Third, the opinion has provoked a backlash, particularly in the United States, that has inured to Israel's benefit. The U.S. Ambassador to the UN, John Danforth, excoriated the decision in the harshest of terms, stating that the decision was unbalanced and inappropriately reflected political considerations that have no place in a court of law. A bipartisan House of Representatives passed by 361-45 a resolution condemning the ruling as an infringement upon Israel's right to self-defense. And while Israel did not require the ICJ's opinion to strengthen its already close bond with America, the court's evisceration of the right to self-defense in the face of stateless terrorists has underlined more sharply than ever the commonality of the enemies faced by both Israel and the U.S.

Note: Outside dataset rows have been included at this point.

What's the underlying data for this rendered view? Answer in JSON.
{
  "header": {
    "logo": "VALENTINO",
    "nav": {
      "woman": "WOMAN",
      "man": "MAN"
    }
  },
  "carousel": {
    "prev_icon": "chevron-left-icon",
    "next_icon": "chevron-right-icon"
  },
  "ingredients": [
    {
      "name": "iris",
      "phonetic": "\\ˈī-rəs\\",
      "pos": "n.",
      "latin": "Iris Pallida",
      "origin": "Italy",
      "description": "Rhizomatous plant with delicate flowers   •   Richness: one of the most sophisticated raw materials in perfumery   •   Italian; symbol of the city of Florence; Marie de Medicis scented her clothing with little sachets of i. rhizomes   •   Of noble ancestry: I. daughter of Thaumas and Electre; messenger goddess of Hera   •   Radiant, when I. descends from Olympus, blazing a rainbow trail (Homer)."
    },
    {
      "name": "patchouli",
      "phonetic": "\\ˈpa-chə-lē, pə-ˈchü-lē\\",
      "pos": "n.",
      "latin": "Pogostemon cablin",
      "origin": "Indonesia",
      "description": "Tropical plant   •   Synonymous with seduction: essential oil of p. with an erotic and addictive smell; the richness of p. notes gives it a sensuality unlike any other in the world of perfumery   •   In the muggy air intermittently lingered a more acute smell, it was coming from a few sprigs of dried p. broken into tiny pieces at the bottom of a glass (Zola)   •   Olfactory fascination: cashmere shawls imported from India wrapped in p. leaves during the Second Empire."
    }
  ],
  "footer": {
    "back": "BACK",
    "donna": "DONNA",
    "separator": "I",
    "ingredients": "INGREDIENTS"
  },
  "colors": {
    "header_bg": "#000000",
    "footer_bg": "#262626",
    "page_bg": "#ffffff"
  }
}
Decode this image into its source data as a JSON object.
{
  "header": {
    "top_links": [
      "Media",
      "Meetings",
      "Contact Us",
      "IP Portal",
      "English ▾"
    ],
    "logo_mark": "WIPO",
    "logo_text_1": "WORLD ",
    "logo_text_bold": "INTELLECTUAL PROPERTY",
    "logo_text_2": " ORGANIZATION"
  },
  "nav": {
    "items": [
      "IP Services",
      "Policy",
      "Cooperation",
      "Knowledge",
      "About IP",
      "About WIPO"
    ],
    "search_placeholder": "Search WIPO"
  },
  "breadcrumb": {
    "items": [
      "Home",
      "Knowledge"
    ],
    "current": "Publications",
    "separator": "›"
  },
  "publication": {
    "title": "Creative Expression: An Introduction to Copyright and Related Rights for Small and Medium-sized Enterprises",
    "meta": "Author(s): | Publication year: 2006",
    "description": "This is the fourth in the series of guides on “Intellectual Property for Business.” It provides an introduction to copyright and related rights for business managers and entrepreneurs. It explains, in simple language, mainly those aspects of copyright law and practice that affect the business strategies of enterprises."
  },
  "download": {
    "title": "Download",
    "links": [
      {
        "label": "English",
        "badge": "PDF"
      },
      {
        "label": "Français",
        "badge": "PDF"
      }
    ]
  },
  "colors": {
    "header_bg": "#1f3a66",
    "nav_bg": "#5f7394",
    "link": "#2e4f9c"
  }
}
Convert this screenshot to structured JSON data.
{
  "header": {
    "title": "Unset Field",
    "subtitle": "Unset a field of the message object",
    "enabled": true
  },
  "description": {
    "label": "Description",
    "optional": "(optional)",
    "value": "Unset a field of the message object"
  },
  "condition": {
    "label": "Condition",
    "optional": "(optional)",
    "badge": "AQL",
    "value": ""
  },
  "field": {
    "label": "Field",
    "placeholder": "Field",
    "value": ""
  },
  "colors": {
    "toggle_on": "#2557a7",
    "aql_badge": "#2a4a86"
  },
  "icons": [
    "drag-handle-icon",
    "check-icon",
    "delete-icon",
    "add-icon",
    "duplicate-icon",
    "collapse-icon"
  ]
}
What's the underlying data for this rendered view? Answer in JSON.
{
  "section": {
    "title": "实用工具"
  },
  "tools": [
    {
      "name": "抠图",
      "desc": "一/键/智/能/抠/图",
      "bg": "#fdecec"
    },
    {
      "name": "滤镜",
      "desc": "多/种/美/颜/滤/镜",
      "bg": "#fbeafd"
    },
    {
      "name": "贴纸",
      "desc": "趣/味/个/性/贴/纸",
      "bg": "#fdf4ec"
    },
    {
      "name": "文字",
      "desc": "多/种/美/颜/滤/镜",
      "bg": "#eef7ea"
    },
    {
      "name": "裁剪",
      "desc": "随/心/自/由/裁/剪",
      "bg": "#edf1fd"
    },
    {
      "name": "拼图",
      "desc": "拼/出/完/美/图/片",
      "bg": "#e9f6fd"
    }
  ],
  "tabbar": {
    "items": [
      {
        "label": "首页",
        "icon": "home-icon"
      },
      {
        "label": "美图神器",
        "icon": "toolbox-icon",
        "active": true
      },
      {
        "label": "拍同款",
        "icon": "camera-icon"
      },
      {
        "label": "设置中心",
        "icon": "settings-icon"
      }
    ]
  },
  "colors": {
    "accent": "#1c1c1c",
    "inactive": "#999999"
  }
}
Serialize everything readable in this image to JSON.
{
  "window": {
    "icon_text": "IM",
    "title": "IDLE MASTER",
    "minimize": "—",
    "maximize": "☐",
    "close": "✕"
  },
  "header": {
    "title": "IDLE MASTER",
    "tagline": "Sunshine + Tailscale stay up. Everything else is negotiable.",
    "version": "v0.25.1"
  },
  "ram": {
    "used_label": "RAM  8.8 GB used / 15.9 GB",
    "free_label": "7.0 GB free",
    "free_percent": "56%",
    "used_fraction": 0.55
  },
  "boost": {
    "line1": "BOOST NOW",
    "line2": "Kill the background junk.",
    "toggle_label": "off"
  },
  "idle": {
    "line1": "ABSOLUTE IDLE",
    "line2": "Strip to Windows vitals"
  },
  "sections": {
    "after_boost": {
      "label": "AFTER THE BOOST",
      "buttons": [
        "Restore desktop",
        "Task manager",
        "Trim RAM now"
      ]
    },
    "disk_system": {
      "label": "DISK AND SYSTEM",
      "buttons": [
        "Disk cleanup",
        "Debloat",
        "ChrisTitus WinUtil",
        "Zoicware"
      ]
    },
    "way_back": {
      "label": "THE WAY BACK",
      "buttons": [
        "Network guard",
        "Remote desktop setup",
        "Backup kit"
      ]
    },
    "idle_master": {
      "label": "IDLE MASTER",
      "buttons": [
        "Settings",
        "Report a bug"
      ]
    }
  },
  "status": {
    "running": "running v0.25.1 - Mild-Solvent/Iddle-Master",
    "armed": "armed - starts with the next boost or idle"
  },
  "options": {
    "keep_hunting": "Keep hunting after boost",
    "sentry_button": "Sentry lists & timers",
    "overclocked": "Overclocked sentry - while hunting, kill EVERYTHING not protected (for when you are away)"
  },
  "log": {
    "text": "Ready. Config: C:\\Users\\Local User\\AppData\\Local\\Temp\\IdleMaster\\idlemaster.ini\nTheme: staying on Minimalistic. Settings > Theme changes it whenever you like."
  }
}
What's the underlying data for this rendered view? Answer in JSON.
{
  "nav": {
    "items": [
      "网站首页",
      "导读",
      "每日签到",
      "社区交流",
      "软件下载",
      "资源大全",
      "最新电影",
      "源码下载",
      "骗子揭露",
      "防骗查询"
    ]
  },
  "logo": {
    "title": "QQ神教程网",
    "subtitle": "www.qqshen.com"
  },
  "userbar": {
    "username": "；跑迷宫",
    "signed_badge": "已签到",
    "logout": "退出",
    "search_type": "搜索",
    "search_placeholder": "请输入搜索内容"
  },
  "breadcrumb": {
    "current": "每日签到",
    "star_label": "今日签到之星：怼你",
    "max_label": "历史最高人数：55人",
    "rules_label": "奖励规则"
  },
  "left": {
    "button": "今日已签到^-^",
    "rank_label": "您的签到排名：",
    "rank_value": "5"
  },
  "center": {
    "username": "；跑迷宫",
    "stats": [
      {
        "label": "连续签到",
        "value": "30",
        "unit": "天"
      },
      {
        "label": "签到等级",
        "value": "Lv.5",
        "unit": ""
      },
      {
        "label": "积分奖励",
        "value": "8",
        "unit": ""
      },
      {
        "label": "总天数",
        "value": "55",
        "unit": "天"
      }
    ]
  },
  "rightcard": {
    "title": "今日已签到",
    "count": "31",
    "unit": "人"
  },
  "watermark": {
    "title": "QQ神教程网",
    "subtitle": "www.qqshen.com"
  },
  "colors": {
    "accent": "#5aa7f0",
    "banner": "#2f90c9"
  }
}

But Israel may also benefit from the opinion in the legal realm in two ways. First, the court recognized that Israel "has the right, and indeed the duty, to respond [to deadly acts of violence against its civilians] in order to protect" their lives while concluding that the hardships imposed on the Palestinians were disproportionate. Yet the ICJ repeatedly qualified its findings of the illegality of Israel's actions as based "on the material before it." This language is an unsubtle reference to the refusal of Israel, which did not consent to the court's jurisdiction, to supply the court with arguments on the merits of the case, including any statistics or facts about how many lives the fence has saved. While Israel's positions on many of the issues were available in other documents that were before the court, the Jewish state did not itself adduce any evidence. Thus, it is at least conceivable that had Israel made a more forceful showing on the case's merits the ICJ might have balanced the arguments differently. To be sure, in this instance, Israel properly refused to present evidence in order to preserve its jurisdictional protest. But in the future, if the Jewish state is compelled to offer its arguments, the court, which at least recognized Israel's security needs, may rule differently.

Second, and more importantly, the court's very reformulation of the international right to self-defense may have provided Israel with a powerful argument for future actions against Palestinian terrorists. The court repeatedly referred to Israel as the sovereign power in control of the territories and therefore found that Israel was not responding to a state party by building the fence because the terrorists came from territory under Israel's own jurisdiction. Leaving aside the implausibility of the premise and the circularity of the conclusion, the ICJ opened the door to legalizing Israel's actions if they are designed to combat a threat emerging from a sovereign Palestinian territory. And given that Israel intends to begin withdrawing unilaterally from the Gaza Strip and areas in the West Bank, it will soon be able, presumably with the court's approval, to attribute the attacks to a sovereign actor. For instance, suicide bombings committed by Al Aqsa Martyrs Brigade can easily be attributed to Fatah, Arafat's faction within the PA; once the PA assumes sovereign jurisdiction over Gaza and portions of the West Bank, attacks originating from those areas will legally be fair game for an Israeli response.

Some scholars have accurately characterized this attempt to demonize Israel through the international courts as "lawfare." But in waging lawfare the General Assembly and the ICJ have primed the battlefield, however slightly, for Israel to prevail.

Michael M. Rosen is a TCS contributor. An attorney in San Diego, he is a recent graduate of Harvard Law School.